The air hits me like ice. It feels Stephen King-creepy, but I ring the doorbell.
Silence.
Then footsteps.
And then the door opens, and he’s there.
Thomas Walls looks like time hasn’t just passed—it’s lived in him. His flannel shirt is worn, sleeves pushed up over forearms that look like they’ve built things, carried things, and maybe broken a few too. His eyes—brown like mine—go wide. The kind of wide that says this isn’t real.
His face goes pale. His hand drops from the doorframe. His mouth parts, but no words come right away. Just a raw, ragged silence that settles between us like a ghost.
“You . . .” His voice breaks. He tries again. “You look just like her. Like my Lina.”
My knees go soft.
That name—Lina.
The girl he loved.
The woman who died with secrets in her heart and a letter in her drawer.
“I—yeah,” I whisper. “I know. I look like her.”
He stares at me like I’m something holy and terrible. Like I’m a miracle and a reckoning all at once.
Like he’s seeing a life he thought he’d never touch again.

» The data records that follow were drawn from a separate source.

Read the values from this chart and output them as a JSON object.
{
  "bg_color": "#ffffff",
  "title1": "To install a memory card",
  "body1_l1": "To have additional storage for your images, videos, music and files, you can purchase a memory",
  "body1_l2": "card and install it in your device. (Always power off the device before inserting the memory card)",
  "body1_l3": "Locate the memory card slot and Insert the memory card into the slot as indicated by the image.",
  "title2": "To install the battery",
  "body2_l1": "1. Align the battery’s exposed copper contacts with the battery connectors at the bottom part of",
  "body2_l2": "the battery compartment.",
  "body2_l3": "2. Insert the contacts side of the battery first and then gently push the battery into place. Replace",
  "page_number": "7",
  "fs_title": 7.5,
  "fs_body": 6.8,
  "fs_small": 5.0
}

“She sent me a letter,” he says, voice hoarse. “About a year ago. Told me about you. About her life. Said she might not make it. Said if you ever came . . .” He stops, blinks hard. “I didn’t think she would. I didn’t think you were real.”
I want to be strong, to stand tall, to meet this moment like the adult I am.
But all I feel is like a little girl in a too-big world, finally meeting the man who wasn’t there on her birthdays.
The man who missed her first steps, her scraped knees, the concerts and heartbreaks and late-night fevers.
The man who missed me because he was a prisoner.
“I’m Mara,” I say, tears flooding my eyes, falling freely now. “I’m . . . I’m your daughter.”
He stumbles, literally stumbles backward, one hand catching the edge of a small table. His knees buckle, and for a terrifying second, I think he might collapse.
But then he steadies, drags in a breath like it’s the first one he’s taken in years, and lifts his eyes back to mine. There’s no rejection there, just grief.
And wonder.
“It seems like I missed everything,” he whispers, his voice wrecked. “But I don’t want to miss anything else. Please. Come in. I’ve got tea. Coffee. And all the time in the world to learn about you.”
My feet move before I can think.
And the second I cross that threshold—into this warm, creaky house that smells like cedar and hay and something like hope—something inside me breaks.
Not in a bad way.
But in the way, old pain finally lets go.
In the way forgotten children finally get found.
She’s not here.
Lina is gone.
But she left this.
She left him.
She left a door for me to knock on and a man who opened it.
And maybe—just maybe—this is the beginning of something that doesn’t hurt to hold.